- Born: 1952 (age 73–74) Victoria, Australia
- Occupation: Community activist
- Known for: Intersex activist, founder of Intersex Human Rights Australia
- Website: ihra.org.au

= Gina Wilson =

Intersex activist

Gina Wilson is an Australian intersex human rights activist. She was the founding president of Intersex Human Rights Australia (formerly known as OII Australia).

==Early life==
Wilson was born in Victoria, Australia in 1952.

== Activism ==
Gina Wilson founded Intersex Human Rights Australia in 2009 and remained as president of the organisation until stepping down on 1 September 2013. She was succeeded by Morgan Carpenter and has since returned as vice-president. She has also been a member of the board of the National LGBTI Health Alliance a board associate of the AIDS Council of New South Wales, and Lidcombe, New South Wales branch president of the Australian Labor Party.

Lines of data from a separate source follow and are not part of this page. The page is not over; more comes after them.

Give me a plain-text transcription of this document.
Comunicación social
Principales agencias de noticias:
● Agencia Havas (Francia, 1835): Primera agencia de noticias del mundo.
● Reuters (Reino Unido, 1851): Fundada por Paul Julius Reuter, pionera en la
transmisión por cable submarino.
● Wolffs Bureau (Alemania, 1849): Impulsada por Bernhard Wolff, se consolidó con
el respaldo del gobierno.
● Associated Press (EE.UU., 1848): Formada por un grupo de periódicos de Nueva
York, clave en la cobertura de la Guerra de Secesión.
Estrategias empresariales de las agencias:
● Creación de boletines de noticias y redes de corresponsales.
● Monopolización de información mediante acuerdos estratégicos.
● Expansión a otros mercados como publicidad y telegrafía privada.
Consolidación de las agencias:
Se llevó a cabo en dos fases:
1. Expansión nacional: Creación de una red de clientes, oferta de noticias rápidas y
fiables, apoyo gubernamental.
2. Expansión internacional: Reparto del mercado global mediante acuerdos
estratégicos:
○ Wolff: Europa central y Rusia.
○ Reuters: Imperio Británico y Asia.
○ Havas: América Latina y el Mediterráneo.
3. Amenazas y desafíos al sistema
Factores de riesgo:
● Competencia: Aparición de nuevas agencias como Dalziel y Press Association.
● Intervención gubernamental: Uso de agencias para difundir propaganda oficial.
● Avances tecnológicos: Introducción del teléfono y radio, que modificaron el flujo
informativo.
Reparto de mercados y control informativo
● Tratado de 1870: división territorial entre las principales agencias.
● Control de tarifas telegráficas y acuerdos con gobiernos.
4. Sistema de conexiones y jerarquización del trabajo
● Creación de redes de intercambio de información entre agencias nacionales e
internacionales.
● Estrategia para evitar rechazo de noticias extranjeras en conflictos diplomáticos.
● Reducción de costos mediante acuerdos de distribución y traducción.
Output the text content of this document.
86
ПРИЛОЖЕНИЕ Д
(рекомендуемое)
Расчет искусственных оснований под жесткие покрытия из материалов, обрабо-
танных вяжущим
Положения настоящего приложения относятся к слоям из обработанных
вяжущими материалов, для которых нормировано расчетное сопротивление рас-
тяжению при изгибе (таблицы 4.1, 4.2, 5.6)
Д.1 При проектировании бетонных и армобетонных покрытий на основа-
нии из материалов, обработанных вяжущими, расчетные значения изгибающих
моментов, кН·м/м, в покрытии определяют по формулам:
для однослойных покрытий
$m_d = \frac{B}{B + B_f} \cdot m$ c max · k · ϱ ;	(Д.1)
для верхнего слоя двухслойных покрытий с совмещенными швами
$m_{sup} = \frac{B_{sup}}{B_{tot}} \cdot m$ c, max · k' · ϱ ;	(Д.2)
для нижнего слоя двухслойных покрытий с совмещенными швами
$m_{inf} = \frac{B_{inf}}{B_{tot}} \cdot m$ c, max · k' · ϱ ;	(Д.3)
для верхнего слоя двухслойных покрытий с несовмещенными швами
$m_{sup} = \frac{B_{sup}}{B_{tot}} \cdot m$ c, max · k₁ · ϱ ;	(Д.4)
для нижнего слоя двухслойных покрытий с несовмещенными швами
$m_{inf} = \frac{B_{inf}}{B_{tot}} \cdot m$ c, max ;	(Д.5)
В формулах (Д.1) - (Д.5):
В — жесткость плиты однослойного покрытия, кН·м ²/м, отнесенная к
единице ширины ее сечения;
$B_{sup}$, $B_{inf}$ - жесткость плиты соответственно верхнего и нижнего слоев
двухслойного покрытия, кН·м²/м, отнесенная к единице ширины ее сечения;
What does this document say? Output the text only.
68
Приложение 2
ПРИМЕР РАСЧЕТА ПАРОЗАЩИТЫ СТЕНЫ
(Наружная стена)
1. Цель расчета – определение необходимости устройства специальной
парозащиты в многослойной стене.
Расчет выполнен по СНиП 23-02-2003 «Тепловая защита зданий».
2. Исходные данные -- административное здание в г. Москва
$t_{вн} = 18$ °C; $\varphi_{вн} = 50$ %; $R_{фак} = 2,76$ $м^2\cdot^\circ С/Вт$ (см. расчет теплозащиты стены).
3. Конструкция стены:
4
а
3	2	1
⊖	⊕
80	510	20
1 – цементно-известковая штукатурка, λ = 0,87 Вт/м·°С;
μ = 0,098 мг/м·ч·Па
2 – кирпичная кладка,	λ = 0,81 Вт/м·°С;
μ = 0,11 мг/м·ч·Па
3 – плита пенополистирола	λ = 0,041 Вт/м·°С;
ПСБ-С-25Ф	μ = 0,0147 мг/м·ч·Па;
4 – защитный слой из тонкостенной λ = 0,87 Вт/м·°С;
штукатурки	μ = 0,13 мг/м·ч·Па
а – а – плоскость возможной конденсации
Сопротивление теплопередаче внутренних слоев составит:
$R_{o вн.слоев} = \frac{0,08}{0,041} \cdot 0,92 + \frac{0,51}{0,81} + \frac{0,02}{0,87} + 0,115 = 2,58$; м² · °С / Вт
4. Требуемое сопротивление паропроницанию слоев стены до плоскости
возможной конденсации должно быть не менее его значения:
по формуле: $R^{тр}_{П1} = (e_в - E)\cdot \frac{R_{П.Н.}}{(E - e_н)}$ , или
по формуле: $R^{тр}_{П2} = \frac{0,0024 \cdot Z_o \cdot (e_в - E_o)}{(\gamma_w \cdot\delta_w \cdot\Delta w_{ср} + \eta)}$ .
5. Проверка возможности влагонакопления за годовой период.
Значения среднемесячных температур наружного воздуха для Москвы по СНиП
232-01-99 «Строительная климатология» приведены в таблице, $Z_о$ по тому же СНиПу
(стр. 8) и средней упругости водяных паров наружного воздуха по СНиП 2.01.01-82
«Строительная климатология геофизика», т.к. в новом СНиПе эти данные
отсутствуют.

In her work at Intersex Human Rights Australia, Gina Wilson played an important role in improving access to healthcare, inclusion of intersex people in anti-discrimination legislation, and in aged care.

=== Anti-discrimination legislation ===

Wilson has played a leading role in moves to protect people on the basis of "intersex status" in anti-discrimination law, appearing before a Senate inquiry. Interviewed by the Sydney Morning Herald, Wilson spoke about how initial proposals for intersex inclusion in federal legislation were inappropriate as they classed intersex as a gender identity.

A Senate of Australia inquiry into anti-discriminination legislation supported the approach of the organisation and "intersex status" was added to the Sex Discrimination Amendment (Sexual Orientation, Gender Identity and Intersex Status) Act 2013, which passed into law on 1 August 2013.

=== Bodily autonomy ===

Wilson has called for "normalising" surgeries on intersex infants to end, saying that such interventions should only take place when a child is able to provide informed consent. In comments on Intersex Awareness Day 2012, Wilson said, "At a fundamental level homophobic bigotry, intolerance and ancient superstitions underpin contemporary mistreatment of intersex people. Intersex people are subjected to forced gendering and surgical alterations to our bodies to "disappear" our differences in a society that regards difference in sex anatomy as deeply suspicious."

Interviewed by Andrew Bock in The Age, Wilson expressed concern about the use of prenatal screening to terminate intersex foetuses.

=== Mental health and access to healthcare ===

Wilson played a role in efforts to improve access to Medicare services in 2013. The organisation has also called for the removal of intersex people from definitions of gender identity disorder in the American Psychiatric Association's diagnostic manual, saying "The assumption is that the birth assignment must be right. The doctor is never at fault, it's the poor intersex person who is wrong, who then gets carted off to a psychiatrist to try and 'fix' us."

=== Concern over identification documents and third gender ===

While welcoming federal guidelines on recognition of gender, Wilson has expressed concern about misrepresentation of intersex issues by some trans groups including the instrumentalisation of intersex in moves to create a third gender category, warning of "far-reaching unintended consequences".

== Selected bibliography ==
Selected published work includes:

- "Testimony of an Intersex Person" in the Equal Rights Trust journal Equal Rights Review.
- Wilson, Gina (2011). "The 14 days of intersex"
- Appearance in the 2012 documentary Intersexion.
- Appearance in a national campaign by Beyond Blue, titled Stop, Think, Respect, in the same year.
- A TEDx Sydney talk in 2010.

== Recognition ==

Gina Wilson was a finalist for the Australian Human Rights Commission Community Individual Award, 2013. The Commission describes the award as one of "the two most vigorously contested categories for the 2013 Australian Human Rights Awards" commenting that her "intersex advocacy work has been ground-breaking, helping to achieve authentic and appropriate inclusion in anti-discrimination legislation." Wilson was also nominated for a Community Hero "Honour Award" in 2011.